Differential diagnosis of acute miliary pulmonary tuberculosis from widespread-metastatic cancer for postoperative lung cancer patients: two cases

Abstract

Pulmonary infections and lung cancer can resemble each other on radiographic images, which makes it difficult to diagnosis accurately and apply an appropriate therapy. Here we report two cases that two postoperative patients with lung adenocarcinoma developed diffuse nodules in bilateral lungs in a month which needed to be distinguished between metastatic malignancies and infectious diseases. Although there are much similarities in disease characteristics of two cases, patient in case one was diagnosed as acute miliary pulmonary tuberculosis (TB) while patient in case two was diagnosed as metastatic disease. The symptoms and pulmonary foci on CT scan of patient in case one improved distinctly after the immediate anti-TB treatment, but the disease of patient in case two progressed after chemotherapy. These findings caution us that differential diagnosis is crucial and have significance in guiding clinical work.

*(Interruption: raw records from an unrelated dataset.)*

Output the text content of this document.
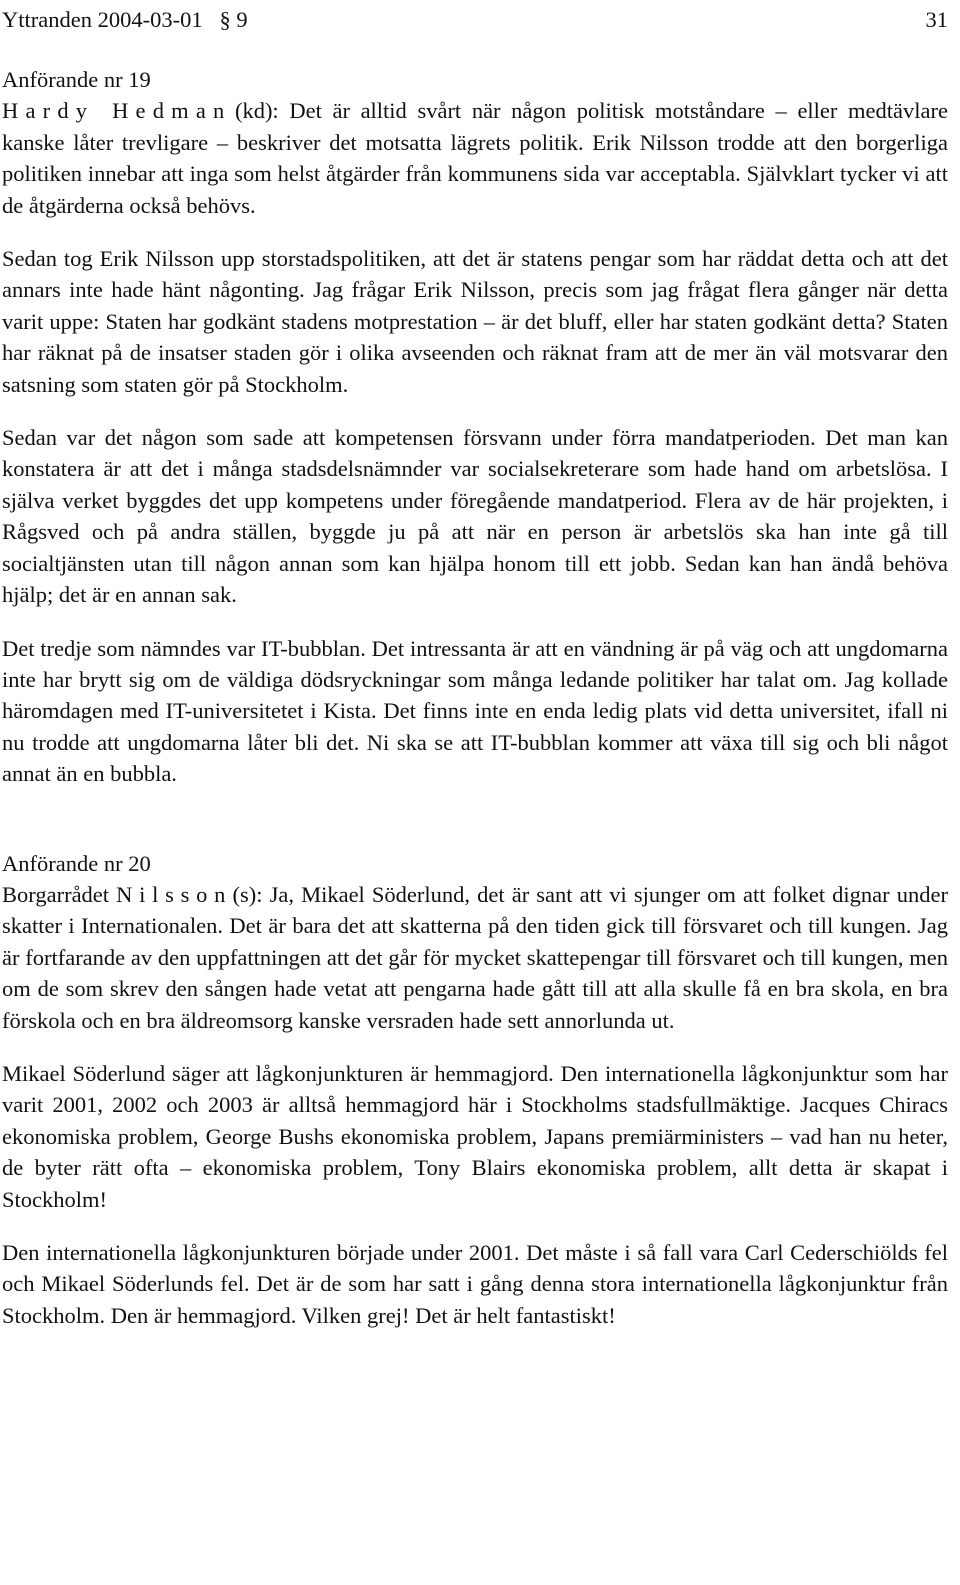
Yttranden 2004-03-01   § 9	31

Anförande nr 19

Hardy Hedman (kd): Det är alltid svårt när någon politisk motståndare – eller medtävlare kanske låter trevligare – beskriver det motsatta lägrets politik. Erik Nilsson trodde att den borgerliga politiken innebar att inga som helst åtgärder från kommunens sida var acceptabla. Självklart tycker vi att de åtgärderna också behövs.

Sedan tog Erik Nilsson upp storstadspolitiken, att det är statens pengar som har räddat detta och att det annars inte hade hänt någonting. Jag frågar Erik Nilsson, precis som jag frågat flera gånger när detta varit uppe: Staten har godkänt stadens motprestation – är det bluff, eller har staten godkänt detta? Staten har räknat på de insatser staden gör i olika avseenden och räknat fram att de mer än väl motsvarar den satsning som staten gör på Stockholm.

Sedan var det någon som sade att kompetensen försvann under förra mandatperioden. Det man kan konstatera är att det i många stadsdelsnämnder var socialsekreterare som hade hand om arbetslösa. I själva verket byggdes det upp kompetens under föregående mandatperiod. Flera av de här projekten, i Rågsved och på andra ställen, byggde ju på att när en person är arbetslös ska han inte gå till socialtjänsten utan till någon annan som kan hjälpa honom till ett jobb. Sedan kan han ändå behöva hjälp; det är en annan sak.

Det tredje som nämndes var IT-bubblan. Det intressanta är att en vändning är på väg och att ungdomarna inte har brytt sig om de väldiga dödsryckningar som många ledande politiker har talat om. Jag kollade häromdagen med IT-universitetet i Kista. Det finns inte en enda ledig plats vid detta universitet, ifall ni nu trodde att ungdomarna låter bli det. Ni ska se att IT-bubblan kommer att växa till sig och bli något annat än en bubbla.

Anförande nr 20

Borgarrådet Nilsson (s): Ja, Mikael Söderlund, det är sant att vi sjunger om att folket dignar under skatter i Internationalen. Det är bara det att skatterna på den tiden gick till försvaret och till kungen. Jag är fortfarande av den uppfattningen att det går för mycket skattepengar till försvaret och till kungen, men om de som skrev den sången hade vetat att pengarna hade gått till att alla skulle få en bra skola, en bra förskola och en bra äldreomsorg kanske versraden hade sett annorlunda ut.

Mikael Söderlund säger att lågkonjunkturen är hemmagjord. Den internationella lågkonjunktur som har varit 2001, 2002 och 2003 är alltså hemmagjord här i Stockholms stadsfullmäktige. Jacques Chiracs ekonomiska problem, George Bushs ekonomiska problem, Japans premiärministers – vad han nu heter, de byter rätt ofta – ekonomiska problem, Tony Blairs ekonomiska problem, allt detta är skapat i Stockholm!

Den internationella lågkonjunkturen började under 2001. Det måste i så fall vara Carl Cederschiölds fel och Mikael Söderlunds fel. Det är de som har satt i gång denna stora internationella lågkonjunktur från Stockholm. Den är hemmagjord. Vilken grej! Det är helt fantastiskt!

Keywords: Lung cancer, tuberculosis (TB), infection, dermatofibrosarcoma

Introduction

Lung cancer is the most common incident cancer and the leading cause of cancer-related death worldwide (1). Accurate diagnosis is of great importance and directly influences the following treatment. Radiology is the main tool used for diagnosis and staging of lung cancer clinically. However, pulmonary infections occasionally present as inflammatory pseudotumour of lung. In such case, differential diagnosis seems difficult through radiographic findings and clinical manifestation. Diversity of infectious diseases like bacteria (2), mycobacteria (3,4), fungi (5,6) and viruses (7) cause inflammatory lung lesions and resemble pulmonary carcinoma, which make definite diagnosis difficult. General histologic findings in 2908 patients with a presumed diagnosis of pulmonary neoplasm were found to be fungal infections (46%, including histoplasmosis, cryptococcosis, coccidiomycosis), mycobacteriosis (27%), bacteriosis (22%) and parasitic lesions (5%, dirofilariasis) that mimicked lung cancer (8). Besides that, it is equally important to differ secondary lung cancer from primary lung cancer. It is reported that secondary lung cancer accounts for 8.6 percent of all the 659 resected lung cancer cases (9).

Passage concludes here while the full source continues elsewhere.